At night, they pay 20p or 30p for a space to lay their heads. They sleep in front of people’s shops or under shoppers’ tables when the shoppers have closed for the day. Some of them sleep in the open. For beds, they spread cardboard boxes on the floor. For pillows, they use the pans they use during the day to carry their loads. They don’t bother buying clothes and shoes because they have no place to store them. If they save any money for a day, they tie the cash in kerchiefs around their waist. A good number of these girls – we call them kayayee which is the Ga word for a female head porter – have registered with susu collectors who save their monies for them for a small fee, sometimes giving them interest at the end of a period of time.
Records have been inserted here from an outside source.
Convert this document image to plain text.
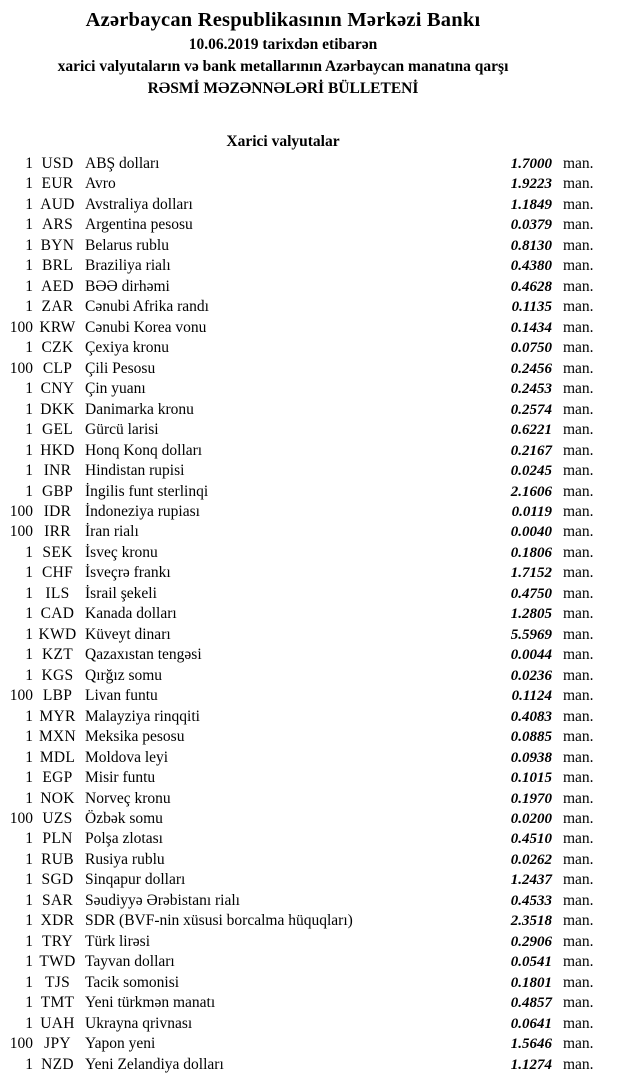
Azərbaycan Respublikasının Mərkəzi Bankı
10.06.2019 tarixdən etibarən
xarici valyutaların və bank metallarının Azərbaycan manatına qarşı
RƏSMİ MƏZƏNNƏLƏRİ BÜLLETENİ
Xarici valyutalar
1 USD ABŞ dolları	1.7000 man.
1 EUR Avro	1.9223 man.
1 AUD Avstraliya dolları	1.1849 man.
1 ARS Argentina pesosu	0.0379 man.
1 BYN Belarus rublu	0.8130 man.
1 BRL Braziliya rialı	0.4380 man.
1 AED BƏƏ dirhəmi	0.4628 man.
1 ZAR Cənubi Afrika randı	0.1135 man.
100 KRW Cənubi Korea vonu	0.1434 man.
1 CZK Çexiya kronu	0.0750 man.
100 CLP Çili Pesosu	0.2456 man.
1 CNY Çin yuanı	0.2453 man.
1 DKK Danimarka kronu	0.2574 man.
1 GEL Gürcü larisi	0.6221 man.
1 HKD Honq Konq dolları	0.2167 man.
1 INR Hindistan rupisi	0.0245 man.
1 GBP İngilis funt sterlinqi	2.1606 man.
100 IDR İndoneziya rupiası	0.0119 man.
100 IRR İran rialı	0.0040 man.
1 SEK İsveç kronu	0.1806 man.
1 CHF İsveçrə frankı	1.7152 man.
1 ILS İsrail şekeli	0.4750 man.
1 CAD Kanada dolları	1.2805 man.
1 KWD Küveyt dinarı	5.5969 man.
1 KZT Qazaxıstan tengəsi	0.0044 man.
1 KGS Qırğız somu	0.0236 man.
100 LBP Livan funtu	0.1124 man.
1 MYR Malayziya rinqqiti	0.4083 man.
1 MXN Meksika pesosu	0.0885 man.
1 MDL Moldova leyi	0.0938 man.
1 EGP Misir funtu	0.1015 man.
1 NOK Norveç kronu	0.1970 man.
100 UZS Özbək somu	0.0200 man.
1 PLN Polşa zlotası	0.4510 man.
1 RUB Rusiya rublu	0.0262 man.
1 SGD Sinqapur dolları	1.2437 man.
1 SAR Səudiyyə Ərəbistanı rialı	0.4533 man.
1 XDR SDR (BVF-nin xüsusi borcalma hüquqları)	2.3518 man.
1 TRY Türk lirəsi	0.2906 man.
1 TWD Tayvan dolları	0.0541 man.
1 TJS Tacik somonisi	0.1801 man.
1 TMT Yeni türkmən manatı	0.4857 man.
1 UAH Ukrayna qrivnası	0.0641 man.
100 JPY Yapon yeni	1.5646 man.
1 NZD Yeni Zelandiya dolları	1.1274 man.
When enough money has been saved, the girls send money to their homes where their parents and siblings use these monies for their own upkeep.
A few of them have babies strapped to their backs as they carry loads across yards in the hot sun. Some of these girls had babies as a result of rape which, among them, is not termed rape but simply “sex we don’t want but have to take almost daily from the boys to help us find a place to sleep”. These babies make up the next generation of street porters; they don’t know their hometowns, and the street and market are their homes. Don’t even mention school to the mothers of these babies; how can they pay the fees or buy uniforms and shoes and books for the children?
In the storm, the mothers and babies have to contend with the same sleeping places they always use. In open air, they cover themselves with plastic sheets and try to catch some sleep. In heavy rain, they wake up and stand in front of shops or homes for shelter until the rain is over. Trust me, with such a life, there must be a whole hoard of angels and saints protecting these girls.
As I lay there last night, I imagined putting up a structure at Circle (Accra’s version of Grand Central in New York or Termino in Rome). It has six dormitories with bunk beds. Each dormitory houses 12 girls and has an adjoining bath house with four shower cubicles and 4 water closets. On the ground floor is a small kitchen with a sink and traditional kitchen stools where these girls can eat their meals. At least, they would be safe from the heavy rains. The police report that some of these girls have been trafficked, i.e. brought into the city through deception or coercion and exploited, with some of the girls working hard for monies that someone else collects! At least, they could have a more decent place to shelter them from these heavy rains. But I don’t have any money to put up the structure; the Government is aware of the plight of these girls and prefers to send them all home instead. Of course, they would return to Accra on the next available bus unless they have a good livelihood back at home where they come from.
I could not sleep well last night. And I probably won’t sleep much better these next few months because the Meteorological Services Department announces similar rains until the end of June. How can I help some of these girls?